The whole purpose of using nicotinic acid in the study was to block FFA release and test whether FFAs were the cause of GH suppression. The result:
"Suppressing lipolysis resulted in a significantly greater GH response to the second of two sprints, suggesting a potential role for serum FFA in negative feedback control of the GH response."
Multiple studies show high-intensity sprint exercise causes a significant acute surge in growth hormone levels. Example:
Godfrey et al. (2003) found that brief, all-out sprints produce large, transient spikes in GH that exceed levels seen in moderate exercise. This acute GH release is important because pulsatile GH secretion is the main physiological driver of growth during puberty.
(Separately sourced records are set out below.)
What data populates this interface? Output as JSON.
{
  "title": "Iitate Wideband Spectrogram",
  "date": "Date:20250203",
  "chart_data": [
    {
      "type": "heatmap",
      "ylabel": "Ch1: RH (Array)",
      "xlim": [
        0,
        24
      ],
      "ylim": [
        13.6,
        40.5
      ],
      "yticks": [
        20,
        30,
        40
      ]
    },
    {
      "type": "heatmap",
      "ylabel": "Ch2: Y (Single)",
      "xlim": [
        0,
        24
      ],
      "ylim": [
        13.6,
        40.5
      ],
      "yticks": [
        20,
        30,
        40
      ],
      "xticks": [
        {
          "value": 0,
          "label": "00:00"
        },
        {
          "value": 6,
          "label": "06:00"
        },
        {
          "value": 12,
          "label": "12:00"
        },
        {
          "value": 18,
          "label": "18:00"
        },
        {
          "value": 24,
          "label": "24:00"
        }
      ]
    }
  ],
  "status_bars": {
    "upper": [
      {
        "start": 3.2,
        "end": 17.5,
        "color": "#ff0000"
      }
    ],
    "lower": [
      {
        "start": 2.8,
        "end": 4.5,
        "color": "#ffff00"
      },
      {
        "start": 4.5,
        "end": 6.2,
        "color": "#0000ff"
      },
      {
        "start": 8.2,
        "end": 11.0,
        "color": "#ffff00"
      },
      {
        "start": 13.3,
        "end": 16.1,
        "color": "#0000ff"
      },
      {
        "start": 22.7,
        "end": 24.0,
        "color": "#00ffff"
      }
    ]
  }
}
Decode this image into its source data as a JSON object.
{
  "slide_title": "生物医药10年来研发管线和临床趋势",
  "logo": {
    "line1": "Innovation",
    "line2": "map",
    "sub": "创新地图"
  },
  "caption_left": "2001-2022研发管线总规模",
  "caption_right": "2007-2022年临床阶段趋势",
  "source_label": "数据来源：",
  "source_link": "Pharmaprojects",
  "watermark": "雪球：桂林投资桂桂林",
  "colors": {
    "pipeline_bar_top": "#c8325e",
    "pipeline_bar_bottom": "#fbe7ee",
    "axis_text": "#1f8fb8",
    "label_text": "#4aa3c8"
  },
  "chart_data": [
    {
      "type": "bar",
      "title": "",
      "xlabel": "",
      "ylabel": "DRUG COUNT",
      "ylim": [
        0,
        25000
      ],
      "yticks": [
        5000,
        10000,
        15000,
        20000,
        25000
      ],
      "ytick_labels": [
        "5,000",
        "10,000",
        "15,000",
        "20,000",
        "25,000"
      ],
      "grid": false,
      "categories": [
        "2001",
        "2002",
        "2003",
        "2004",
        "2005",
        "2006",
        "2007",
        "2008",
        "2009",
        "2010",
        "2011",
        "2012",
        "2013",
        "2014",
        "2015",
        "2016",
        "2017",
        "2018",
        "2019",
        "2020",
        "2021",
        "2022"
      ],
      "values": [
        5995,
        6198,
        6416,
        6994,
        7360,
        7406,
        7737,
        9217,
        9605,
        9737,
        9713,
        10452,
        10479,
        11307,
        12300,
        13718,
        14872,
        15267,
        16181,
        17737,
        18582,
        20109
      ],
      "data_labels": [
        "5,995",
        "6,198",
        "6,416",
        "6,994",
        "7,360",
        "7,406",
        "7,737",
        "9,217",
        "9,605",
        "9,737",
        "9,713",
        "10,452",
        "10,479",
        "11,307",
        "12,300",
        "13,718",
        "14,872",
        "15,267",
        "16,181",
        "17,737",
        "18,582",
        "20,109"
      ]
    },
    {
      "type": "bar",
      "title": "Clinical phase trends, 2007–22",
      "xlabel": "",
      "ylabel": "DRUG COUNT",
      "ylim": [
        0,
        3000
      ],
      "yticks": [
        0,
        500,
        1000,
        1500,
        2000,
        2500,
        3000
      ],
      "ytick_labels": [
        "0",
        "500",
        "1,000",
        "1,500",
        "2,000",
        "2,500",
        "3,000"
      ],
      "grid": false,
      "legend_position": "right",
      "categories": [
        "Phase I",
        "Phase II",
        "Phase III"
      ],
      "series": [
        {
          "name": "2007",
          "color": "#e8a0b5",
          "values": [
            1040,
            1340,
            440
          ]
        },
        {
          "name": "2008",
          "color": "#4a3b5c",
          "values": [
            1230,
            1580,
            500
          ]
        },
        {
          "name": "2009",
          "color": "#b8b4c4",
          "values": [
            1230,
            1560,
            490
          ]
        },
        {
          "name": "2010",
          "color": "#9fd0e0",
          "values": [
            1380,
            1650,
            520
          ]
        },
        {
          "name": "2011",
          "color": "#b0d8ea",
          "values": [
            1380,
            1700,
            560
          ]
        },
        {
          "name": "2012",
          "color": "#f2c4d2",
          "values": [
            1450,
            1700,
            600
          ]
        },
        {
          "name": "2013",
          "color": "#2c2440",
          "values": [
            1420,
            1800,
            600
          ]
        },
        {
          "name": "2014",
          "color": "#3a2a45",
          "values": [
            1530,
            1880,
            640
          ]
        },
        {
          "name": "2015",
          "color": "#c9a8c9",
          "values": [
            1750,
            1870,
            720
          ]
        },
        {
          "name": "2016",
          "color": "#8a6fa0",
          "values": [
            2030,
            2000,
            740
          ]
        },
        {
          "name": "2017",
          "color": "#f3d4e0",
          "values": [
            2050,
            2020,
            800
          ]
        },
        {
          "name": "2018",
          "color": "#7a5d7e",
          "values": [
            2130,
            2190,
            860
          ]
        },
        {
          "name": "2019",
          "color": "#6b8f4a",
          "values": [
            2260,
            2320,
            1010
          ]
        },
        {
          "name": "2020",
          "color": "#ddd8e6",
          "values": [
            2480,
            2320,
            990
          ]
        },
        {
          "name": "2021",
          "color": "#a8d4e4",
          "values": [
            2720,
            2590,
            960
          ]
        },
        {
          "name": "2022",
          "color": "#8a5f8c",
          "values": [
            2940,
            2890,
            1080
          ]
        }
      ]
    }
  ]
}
GH stimulates the growth plates in long bones via IGF-1, promoting chondrocyte proliferation and bone elongation. The key paper (Nilsson & Ohlsson, 2006) clearly explains the biological mechanism by which GH and IGF-1 regulate longitudinal bone growth during adolescence.
The FFA feedback inhibition described in the study you mentioned (Stokes et al., 2008) relates specifically to GH secretion on subsequent sprints performed within hours. This means that if you do multiple sprints very close together, elevated free fatty acids can blunt the GH response in the second bout. But this does not mean sprinting doesn’t cause a GH surge overall. It just means there is a physiological feedback loop limiting continuous, repeated spikes in a short time frame.
Real-world training programs usually involve one or two sprint sessions per day with sufficient rest, which avoids the FFA feedback suppression. So, sprinting done properly will maximize GH release without FFA interference.
The acute GH increase from sprinting stimulates growth plates during puberty. FFA feedback only limits very frequent repeated sprints, not the overall GH boosting effect of sprinting. Therefore, sprinting remains an effective way to naturally enhance HGH levels and aid height growth.